Adding a DOM to tcllib's HTTPD module

Created: 2020-07-31 20:25

Last Modified: 2020-07-31 21:18

Many of you may or may not know that I am the principle author of the httpd module for Tcllib. The project started ass an effort to turn an older package, tclhttpd into something that was object oriented and friendlier to modify the dispatch engine for. What I ended up producing was a nice engine that utilizes TclOO and coroutines added in Tcl 8.6. But the internals were so radically different that I couldn't rightfully call it version 4.0. No sites that were built around the old 3.5 version could use the code without throwing out all of their existing mods.

So instead of pitching this new server as a new version of Tclhttpd, it is simply considered a successor to tclhttpd. Inspired, but not interoperable. But does load nicely as a package, and able to be shipped with Tcllib.

Trying to explain web server internals is like trying to explain sex. There are people that actually do it, people that talk about doing it, and people who insist they know the best way to do it. These are usually three different populations of people.

So I'm going to focus on one aspect of web content generation.

When you read this page, your browser downloads a single Hypertext Markup Language (HTML) document. If you have ever tried to write a web page, you know that inside that document are a pile of tags. For my past projects, my server would assemble all of those tags in order. Like an assembly line.

append output <HTML>
append output {<HEAD><TITLE>MY PAGE</TITLE></HEAD>}
append output <BODY>
append output {<H1>THIS IS MY PAGE!</H1>}
append output {READ IT'S CONTENT AND DISPAIR!}
append output {</BODY>}
append output {</HTML>}
return $output

This model works beautifully if your web server has all of the information about a document to be delivered right in front of it. And, in a perfect world, this would always be the case. But as luck would have it practically every meaningful application that requires generating HTML documents on the fly are horrifically imperfect.

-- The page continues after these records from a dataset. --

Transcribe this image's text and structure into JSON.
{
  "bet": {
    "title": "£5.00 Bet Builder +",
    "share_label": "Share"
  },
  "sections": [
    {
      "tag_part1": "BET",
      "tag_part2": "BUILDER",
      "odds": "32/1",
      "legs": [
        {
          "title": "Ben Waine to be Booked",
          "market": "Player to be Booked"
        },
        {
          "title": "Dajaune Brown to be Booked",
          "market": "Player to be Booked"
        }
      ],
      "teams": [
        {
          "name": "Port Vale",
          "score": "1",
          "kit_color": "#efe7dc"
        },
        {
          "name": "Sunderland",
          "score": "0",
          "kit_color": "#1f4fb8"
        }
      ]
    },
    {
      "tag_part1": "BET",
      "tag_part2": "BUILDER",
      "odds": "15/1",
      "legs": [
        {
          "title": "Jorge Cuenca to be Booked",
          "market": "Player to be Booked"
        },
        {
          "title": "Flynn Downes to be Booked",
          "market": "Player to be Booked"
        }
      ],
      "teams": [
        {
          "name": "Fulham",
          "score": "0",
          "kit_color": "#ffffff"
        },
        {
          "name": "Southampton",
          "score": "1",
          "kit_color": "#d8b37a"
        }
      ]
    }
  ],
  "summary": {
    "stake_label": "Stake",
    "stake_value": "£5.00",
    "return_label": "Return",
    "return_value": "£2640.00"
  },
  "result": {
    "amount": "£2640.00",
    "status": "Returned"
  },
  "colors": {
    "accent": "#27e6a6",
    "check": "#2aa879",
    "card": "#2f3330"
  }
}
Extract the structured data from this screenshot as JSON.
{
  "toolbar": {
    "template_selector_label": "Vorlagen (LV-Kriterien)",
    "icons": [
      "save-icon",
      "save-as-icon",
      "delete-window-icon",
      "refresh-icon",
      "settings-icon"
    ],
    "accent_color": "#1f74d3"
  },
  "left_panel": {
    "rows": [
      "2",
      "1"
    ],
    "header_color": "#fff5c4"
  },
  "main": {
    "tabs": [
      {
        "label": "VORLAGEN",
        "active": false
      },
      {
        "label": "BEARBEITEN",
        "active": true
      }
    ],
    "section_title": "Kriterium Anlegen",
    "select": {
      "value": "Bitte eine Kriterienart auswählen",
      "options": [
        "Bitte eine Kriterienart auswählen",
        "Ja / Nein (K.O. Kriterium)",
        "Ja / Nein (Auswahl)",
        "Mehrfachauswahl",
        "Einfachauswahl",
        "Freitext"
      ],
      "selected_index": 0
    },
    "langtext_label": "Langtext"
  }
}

The bugaboo generally comes when designing site navigation. A good application adjust what the users see by where they are in the maze of documents. Also, different users have different levels of access to different functions. Fleshing out what options to display, or alarms to throw on the screen, are generally a process of discovery. Now, one approach could be to load the data all in one go, and have your logic branch during the assembly line process:

set user [my <server> session get username]
append output <HTML>
if {$user eq "sean"} {
  append output {<HEAD><TITLE>MY PAGE</TITLE></HEAD>}
} else {
  append output {<HEAD><TITLE>SEAN'S PAGE</TITLE></HEAD>}
}
append output <BODY>
if {$user eq "sean"} {
  append output {<H1>THIS IS MY PAGE!</H1>}
  append output {READ IT'S CONTENT AND DISPAIR!}
} else {
  append output {<H1>THIS IS THE PAGE OF SEAN!</H1>}
  append output {GET THE HELL OFF OF MY LAWN!}
}
append output {</BODY>}
append output {</HTML>}
return $output

I've manage to write many a website using a structure like that. And while it can get pretty tangled and nasty, it is workable. And the performance isn't too, too terrible.

The problem is the sometimes, late in the game, a later chunk of the code realizes something that would require shimming some code into an earlier part of the document. In many other languages, HTML pages are not built serially. They are constructed using something called the Document Object Model (DOM). In a DOM, each of the tags lives as a data structure that can be modified right up until the end. And only at the final step is a DOM converted into a stream of text.

set h [my <document> tag HEAD]
set title [$g tag TITLE]
set b [my <document> tag BODY]
set headline [$b tag H1]
set content [$b tag div]

set user [my <server> session get username]
if {$user eq "sean"} {
  $title      content {MY PAGE}
  $headline   content {THIS IS MY PAGE!}
  $content    content {READ IT'S CONTENT AND DISPAIR!}
} else {
  $title      content {SEAN'S PAGE}
  $headline   content {THIS IS THE PAGE OF SEAN!}
  $content    content {GET THE HELL OFF OF MY LAWN!}
}

As you can see with a DOM, I do a lot less hand grafting tags, and a lot making decisions and acting on them all in one go. For complex database projects this sort of flexibility is essential, as you may not want to hit the database multiple times across multiple decision trees.

Functionally there is also something else important. Note that my code can accept literal strings without having to worry if the string to be displayed is possibly going to be interpreted as HTML command characters. If I was to say Tcl > everything, that greater than sign could be interpreted as a premature end of a tag. As databases normally have data entered by people who have no idea it will ultimately end up online, you have to be very clear with your document about what is actually data and what is supposed to be layout code. A DOM helps because the content method makes explicit that what I intended was a value.